Née en 1947 à Dakar, Tata Awa, comme on l’appelle affectueusement, était aussi réputée pour son humanisme, son comportement de grande dame, qui a « montré, de longues années durant, des qualités et une grande et respectable moralité ». Pour Fara Sambe, ancien rédacteur en chef au quotidien national, « elle avait un bon caractère, un engagement, de la simplicité, une sociabilité qui la poussait à s’activer volontairement et amicalement en tout pour le service et la « famille de la Sspp » ». C’est pourquoi, ajoute-t-il, sa consœur « a été plusieurs décennies notre pasionaria dévouée sur toutes les causes et elle avait une fermeté enroulée dans une douceur féminine ».
Son appareil en bandoulière, la reporter-photographe a réalisé un magnifique travail à travers la ville et l’intérieur du pays. Ce qui lui a permis de faire de nombreuses expositions au Sénégal et à l’étranger. La photographie d’Awa Tounkara est parfois brutale et exprime la réalité avec une rare intensité. Synthèse d’émotion et d’actualité, elle sensibilise sur des questions d’environnement, de la condition de la gent féminine et de certains fléaux comme l’excision. L’ancienne reporter du « Soleil » a fondamentalement marqué son métier. Dans son travail, elle savait être douce et dure à la fois. Elle a toujours refusé de se laisser marcher sur les pieds. « Elle ne se laissait pas faire dans la justesse d’une cause. Elle a toujours été assidue et infatigable à son poste « deux mains » (labo et reportage) avec les grands Ibrahima Mbodj, Édouard Diatta, Mbaye Diagne Mbengue, Ousmane « Zoumbli » Diallo et Meissa Niang. Elle est une mémoire de l’itinéraire de l’Astre national », témoigne Fara Sambe.
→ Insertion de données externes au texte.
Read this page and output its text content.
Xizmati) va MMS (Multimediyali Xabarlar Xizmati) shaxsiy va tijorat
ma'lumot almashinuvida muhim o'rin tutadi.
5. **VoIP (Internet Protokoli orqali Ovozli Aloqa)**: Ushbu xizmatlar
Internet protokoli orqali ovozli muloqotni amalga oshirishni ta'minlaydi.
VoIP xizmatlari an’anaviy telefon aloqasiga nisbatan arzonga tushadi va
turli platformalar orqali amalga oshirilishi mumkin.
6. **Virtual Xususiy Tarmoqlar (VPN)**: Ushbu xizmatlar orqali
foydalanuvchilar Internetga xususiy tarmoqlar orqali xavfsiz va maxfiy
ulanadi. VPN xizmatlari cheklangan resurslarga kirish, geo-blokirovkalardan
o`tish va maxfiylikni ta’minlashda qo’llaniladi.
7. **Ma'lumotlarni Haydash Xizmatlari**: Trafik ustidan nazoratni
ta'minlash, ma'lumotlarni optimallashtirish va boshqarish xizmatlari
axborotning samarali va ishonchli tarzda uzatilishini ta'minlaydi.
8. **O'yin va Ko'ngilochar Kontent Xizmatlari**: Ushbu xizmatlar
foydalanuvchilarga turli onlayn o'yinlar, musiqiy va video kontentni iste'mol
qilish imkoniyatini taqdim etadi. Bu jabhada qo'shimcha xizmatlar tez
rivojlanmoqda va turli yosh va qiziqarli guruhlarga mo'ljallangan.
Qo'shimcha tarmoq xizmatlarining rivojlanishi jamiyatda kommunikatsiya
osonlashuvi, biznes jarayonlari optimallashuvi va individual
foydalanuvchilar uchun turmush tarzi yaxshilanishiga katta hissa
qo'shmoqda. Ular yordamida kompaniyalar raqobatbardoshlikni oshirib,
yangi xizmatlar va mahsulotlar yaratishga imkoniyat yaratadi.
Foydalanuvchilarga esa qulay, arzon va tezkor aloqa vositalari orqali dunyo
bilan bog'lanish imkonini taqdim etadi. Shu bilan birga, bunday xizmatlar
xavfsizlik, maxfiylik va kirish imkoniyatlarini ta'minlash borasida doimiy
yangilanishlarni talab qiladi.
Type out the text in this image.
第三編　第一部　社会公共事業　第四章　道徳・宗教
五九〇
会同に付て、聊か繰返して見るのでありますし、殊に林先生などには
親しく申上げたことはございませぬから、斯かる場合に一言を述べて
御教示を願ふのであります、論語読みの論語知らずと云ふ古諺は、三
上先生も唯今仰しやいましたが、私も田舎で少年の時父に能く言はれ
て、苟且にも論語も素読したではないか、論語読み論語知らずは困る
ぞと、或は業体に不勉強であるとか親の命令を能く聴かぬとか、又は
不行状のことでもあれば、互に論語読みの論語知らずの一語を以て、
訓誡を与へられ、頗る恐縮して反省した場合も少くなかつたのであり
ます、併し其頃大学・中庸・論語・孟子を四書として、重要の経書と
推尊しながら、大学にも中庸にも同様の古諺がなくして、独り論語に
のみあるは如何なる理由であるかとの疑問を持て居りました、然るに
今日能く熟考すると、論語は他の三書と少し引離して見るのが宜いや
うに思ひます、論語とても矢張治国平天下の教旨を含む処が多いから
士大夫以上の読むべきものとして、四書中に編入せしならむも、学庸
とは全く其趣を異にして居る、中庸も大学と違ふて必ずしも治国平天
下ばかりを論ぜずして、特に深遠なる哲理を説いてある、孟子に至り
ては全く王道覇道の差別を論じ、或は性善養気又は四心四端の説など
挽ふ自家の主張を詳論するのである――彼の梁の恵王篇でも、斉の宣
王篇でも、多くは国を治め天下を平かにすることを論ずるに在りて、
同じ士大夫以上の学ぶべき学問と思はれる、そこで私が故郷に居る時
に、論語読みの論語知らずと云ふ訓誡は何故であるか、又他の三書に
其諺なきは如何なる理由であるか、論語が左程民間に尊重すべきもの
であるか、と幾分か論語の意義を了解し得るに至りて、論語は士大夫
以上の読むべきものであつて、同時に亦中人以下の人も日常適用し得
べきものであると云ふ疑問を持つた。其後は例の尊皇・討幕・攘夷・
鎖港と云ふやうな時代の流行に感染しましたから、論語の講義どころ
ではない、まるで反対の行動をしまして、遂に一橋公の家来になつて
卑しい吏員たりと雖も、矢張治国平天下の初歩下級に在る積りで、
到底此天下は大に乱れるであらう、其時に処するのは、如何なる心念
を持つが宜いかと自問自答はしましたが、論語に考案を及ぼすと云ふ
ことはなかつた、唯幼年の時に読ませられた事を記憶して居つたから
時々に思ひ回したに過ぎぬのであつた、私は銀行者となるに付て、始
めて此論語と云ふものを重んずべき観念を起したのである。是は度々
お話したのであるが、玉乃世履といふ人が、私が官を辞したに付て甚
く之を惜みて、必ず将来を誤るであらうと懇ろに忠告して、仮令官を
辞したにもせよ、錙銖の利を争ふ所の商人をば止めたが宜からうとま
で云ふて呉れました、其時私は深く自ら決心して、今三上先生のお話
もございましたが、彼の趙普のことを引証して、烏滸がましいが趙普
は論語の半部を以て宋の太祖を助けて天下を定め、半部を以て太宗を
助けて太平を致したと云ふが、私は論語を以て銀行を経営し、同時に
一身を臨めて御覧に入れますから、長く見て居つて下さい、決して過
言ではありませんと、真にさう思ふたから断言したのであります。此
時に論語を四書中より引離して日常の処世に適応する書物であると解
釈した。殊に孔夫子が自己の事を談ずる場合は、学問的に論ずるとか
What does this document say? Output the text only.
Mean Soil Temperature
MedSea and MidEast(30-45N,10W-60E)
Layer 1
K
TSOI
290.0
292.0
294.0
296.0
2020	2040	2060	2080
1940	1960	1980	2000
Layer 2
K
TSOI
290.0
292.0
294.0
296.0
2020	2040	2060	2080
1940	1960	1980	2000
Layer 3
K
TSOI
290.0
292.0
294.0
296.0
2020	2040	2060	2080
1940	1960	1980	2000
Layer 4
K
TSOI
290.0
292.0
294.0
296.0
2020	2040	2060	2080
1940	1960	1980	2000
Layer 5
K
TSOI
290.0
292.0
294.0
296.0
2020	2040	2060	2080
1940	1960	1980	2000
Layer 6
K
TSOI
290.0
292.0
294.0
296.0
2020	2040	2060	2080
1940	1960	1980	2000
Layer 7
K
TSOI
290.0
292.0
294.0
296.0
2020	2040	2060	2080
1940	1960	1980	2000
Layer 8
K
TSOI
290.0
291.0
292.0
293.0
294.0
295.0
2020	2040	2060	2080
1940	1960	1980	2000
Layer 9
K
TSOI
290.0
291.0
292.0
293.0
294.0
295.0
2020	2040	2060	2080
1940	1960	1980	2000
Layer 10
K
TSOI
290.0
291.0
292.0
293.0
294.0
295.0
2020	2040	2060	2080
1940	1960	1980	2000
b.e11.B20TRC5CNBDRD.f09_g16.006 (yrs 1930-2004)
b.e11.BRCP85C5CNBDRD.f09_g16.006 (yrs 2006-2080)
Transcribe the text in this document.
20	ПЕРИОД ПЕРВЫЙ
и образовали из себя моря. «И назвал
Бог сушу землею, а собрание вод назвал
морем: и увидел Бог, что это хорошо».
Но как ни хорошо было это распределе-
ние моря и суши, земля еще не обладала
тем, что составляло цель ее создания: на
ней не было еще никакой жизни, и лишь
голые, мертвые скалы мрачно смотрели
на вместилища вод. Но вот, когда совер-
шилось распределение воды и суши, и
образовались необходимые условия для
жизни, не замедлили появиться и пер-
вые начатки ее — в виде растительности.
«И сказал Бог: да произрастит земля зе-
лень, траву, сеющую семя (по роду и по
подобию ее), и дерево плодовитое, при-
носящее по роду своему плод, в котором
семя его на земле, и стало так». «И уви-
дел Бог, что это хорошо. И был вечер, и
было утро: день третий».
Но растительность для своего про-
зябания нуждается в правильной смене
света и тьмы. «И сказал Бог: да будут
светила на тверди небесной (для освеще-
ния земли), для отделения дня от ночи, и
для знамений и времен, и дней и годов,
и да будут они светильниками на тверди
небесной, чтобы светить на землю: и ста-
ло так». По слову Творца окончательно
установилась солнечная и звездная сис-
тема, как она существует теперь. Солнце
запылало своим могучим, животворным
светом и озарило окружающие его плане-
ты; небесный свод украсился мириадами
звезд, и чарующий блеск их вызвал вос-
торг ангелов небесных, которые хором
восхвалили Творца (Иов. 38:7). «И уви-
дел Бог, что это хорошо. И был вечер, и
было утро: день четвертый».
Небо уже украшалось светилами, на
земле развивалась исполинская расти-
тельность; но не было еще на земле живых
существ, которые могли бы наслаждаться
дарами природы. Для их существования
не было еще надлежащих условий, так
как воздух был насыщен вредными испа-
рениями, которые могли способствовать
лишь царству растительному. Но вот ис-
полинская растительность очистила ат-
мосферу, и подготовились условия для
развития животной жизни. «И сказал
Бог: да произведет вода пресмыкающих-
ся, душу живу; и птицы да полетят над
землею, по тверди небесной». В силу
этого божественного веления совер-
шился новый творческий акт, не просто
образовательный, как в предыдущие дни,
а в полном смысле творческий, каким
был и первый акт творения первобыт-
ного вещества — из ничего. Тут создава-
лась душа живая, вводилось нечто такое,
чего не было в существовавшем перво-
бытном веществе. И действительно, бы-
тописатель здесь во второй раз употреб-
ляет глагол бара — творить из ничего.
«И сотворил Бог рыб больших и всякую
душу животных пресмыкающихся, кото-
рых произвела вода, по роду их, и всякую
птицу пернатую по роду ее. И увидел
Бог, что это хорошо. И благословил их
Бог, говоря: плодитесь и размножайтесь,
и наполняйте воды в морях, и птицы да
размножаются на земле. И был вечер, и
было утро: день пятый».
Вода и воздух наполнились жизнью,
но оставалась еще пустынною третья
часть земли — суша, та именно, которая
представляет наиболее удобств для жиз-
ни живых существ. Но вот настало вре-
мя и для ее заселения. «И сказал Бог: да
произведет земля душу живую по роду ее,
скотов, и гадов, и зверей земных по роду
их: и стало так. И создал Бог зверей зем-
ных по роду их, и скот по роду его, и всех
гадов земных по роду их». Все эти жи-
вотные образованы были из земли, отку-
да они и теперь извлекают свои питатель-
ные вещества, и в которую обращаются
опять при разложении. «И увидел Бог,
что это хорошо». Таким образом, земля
Sidi Hairou Camara, président de l’Université du troisième âge du Sénégal (Unita), abonde, à peu près, dans le même sens. « C’est une grande dame d’une forte personnalité, une femme de rigueur. Quand on est rigoureux, on n’accepte pas certains détails. Je pense que c’est ce qui l’oppose à certaines personnes. Elle a beaucoup de respect pour son travail et la cible de sa photographie », explique-t-il.
Le numérique, un gadget
Dans sa carrière, Awa Tounkara a reçu plusieurs distinctions parmi lesquelles  un trophée pendant la Journée de la liberté de la presse sur un reportage sur « les orpailleuses de Kédougou et les chercheuses du sel au Lac Rose », celle l’Union nationale des photojournalistes (Unpj) en 2014. Elle a été fêtée par la section sénégalaise de l’Union internationale de la presse francophone en novembre 2019. Alors que le numérique est définitivement entré dans notre vie, Awa Tounkoura regrette de voir la partie la plus importante de la photographie se fondre comme neige au soleil : la technique.
Pour elle, le laboratoire a emporté avec lui la partie artistique de la photographie. « Il n’y a plus de technique pour la photo. Auparavant pour faire de la photo, il fallait maîtriser la lumière. C’était tout un calcul. Je prie vraiment pour le retour des pellicules », avance-t-elle. Awa n’aime pas le numérique qu’elle considère comme un gadget. Aujourd’hui, elle souffre à l’idée de tenir les appareils numériques et réalise de moins en moins de clichés. Parmi ses projets, la septuagénaire compte dépoussiérer ses archives pour faire une exposition. Une belle idée qui, une fois concrétisée, va enchanter les nostalgiques de la photographie en noir et blanc et des clichés conçus directement dans l’inconfort des effluves des révélateurs du laboratoire de photo.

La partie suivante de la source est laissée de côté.